Health White Paper to "turn more NHS cash into private profit"
The Green Party has called into question the announcements that the private sector is to play an even greater role in the NHS. A week after NHS deficits, estimated to be around £1.2 billion, were announced (1), Patricia Hewitt, Secretary of State for Health, will publish a new White Paper today that will turn more NHS cash into private profit. The paper, which contains many laudable suggestions to improve the health of patients such as increasing access to GPs in some areas, encourages private firms to take on more of this provision.
The paper proposes increased numbers of GP practices in poorer areas, providing a wide range of services as a planned shift away from hospital care. The Green Party welcomes the principle of shifting care closer to where people live, a principle that follows years of centralization of services.
Stuart Jeffery, Health Spokesperson for the Green Party said: "This government talks about increasing provision and shifting services away from hospitals, but how affordable will these proposals be? The NHS is facing a massive deficit which has been caused by poor financial planning by this government and they decide on further increases in provision without providing the money to pay for it.
"The proposals for increasing primary care in areas of need are applauded, however the government wants the private sector to fill this gap. The NHS is already putting high levels of funding into private companies that are making large profits, profits which are at the expense of core services. With the cash crisis delaying operations across the country the government hasn't understood the problem when it announces that it will give even more cash to the private sector.
"We are keen to see services that are provided closer to where people live and work and welcome the policies that do this.
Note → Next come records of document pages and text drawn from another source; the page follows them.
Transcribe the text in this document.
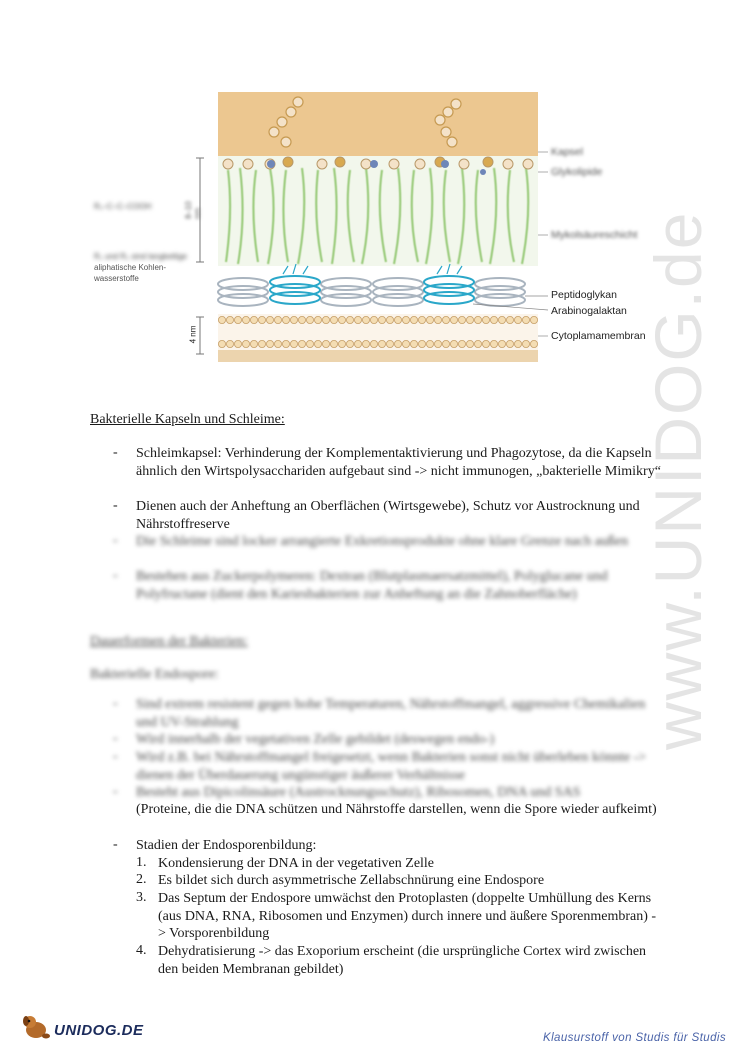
www.UNIDOG.de
8–10 nm
4 nm
R₁–C–C–COOH
R₁ und R₂ sind langkettige
aliphatische Kohlen-
wasserstoffe
Kapsel
Glykolipide
Mykolsäureschicht
Peptidoglykan
Arabinogalaktan
Cytoplamamembran
Bakterielle Kapseln und Schleime:
- Schleimkapsel: Verhinderung der Komplementaktivierung und Phagozytose, da die Kapseln ähnlich den Wirtspolysacchariden aufgebaut sind -> nicht immunogen, „bakterielle Mimikry“
- Dienen auch der Anheftung an Oberflächen (Wirtsgewebe), Schutz vor Austrocknung und Nährstoffreserve
- Die Schleime sind locker arrangierte Exkretionsprodukte ohne klare Grenze nach außen
- Bestehen aus Zuckerpolymeren: Dextran (Blutplasmaersatzmittel), Polyglucane und Polyfructane (dient den Kariesbakterien zur Anheftung an die Zahnoberfläche)
Dauerformen der Bakterien:
Bakterielle Endospore:
- Sind extrem resistent gegen hohe Temperaturen, Nährstoffmangel, aggressive Chemikalien und UV-Strahlung
- Wird innerhalb der vegetativen Zelle gebildet (deswegen endo-)
- Wird z.B. bei Nährstoffmangel freigesetzt, wenn Bakterien sonst nicht überleben könnte -> dienen der Überdauerung ungünstiger äußerer Verhältnisse
- Besteht aus Dipicolinsäure (Austrocknungsschutz), Ribosomen, DNA und SAS
(Proteine, die die DNA schützen und Nährstoffe darstellen, wenn die Spore wieder aufkeimt)
- Stadien der Endosporenbildung:
1. Kondensierung der DNA in der vegetativen Zelle
2. Es bildet sich durch asymmetrische Zellabschnürung eine Endospore
3. Das Septum der Endospore umwächst den Protoplasten (doppelte Umhüllung des Kerns (aus DNA, RNA, Ribosomen und Enzymen) durch innere und äußere Sporenmembran) -> Vorsporenbildung
4. Dehydratisierung -> das Exoporium erscheint (die ursprüngliche Cortex wird zwischen den beiden Membranan gebildet)
UNIDOG.DE	Klausurstoff von Studis für Studis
We are concerned about how the proposed health MOT might work: it might seem like a good idea but is likely to be ineffective without wider consideration of the causes of ill health and could be used to shift the blame of poor health onto individuals rather than considering wider issues. Of further concern is the backtracking on the reductions in GP workload with the suggestion that surgeries will now be opening longer. Clearly this will need further investment as well as more GPs, both of which are in short supply."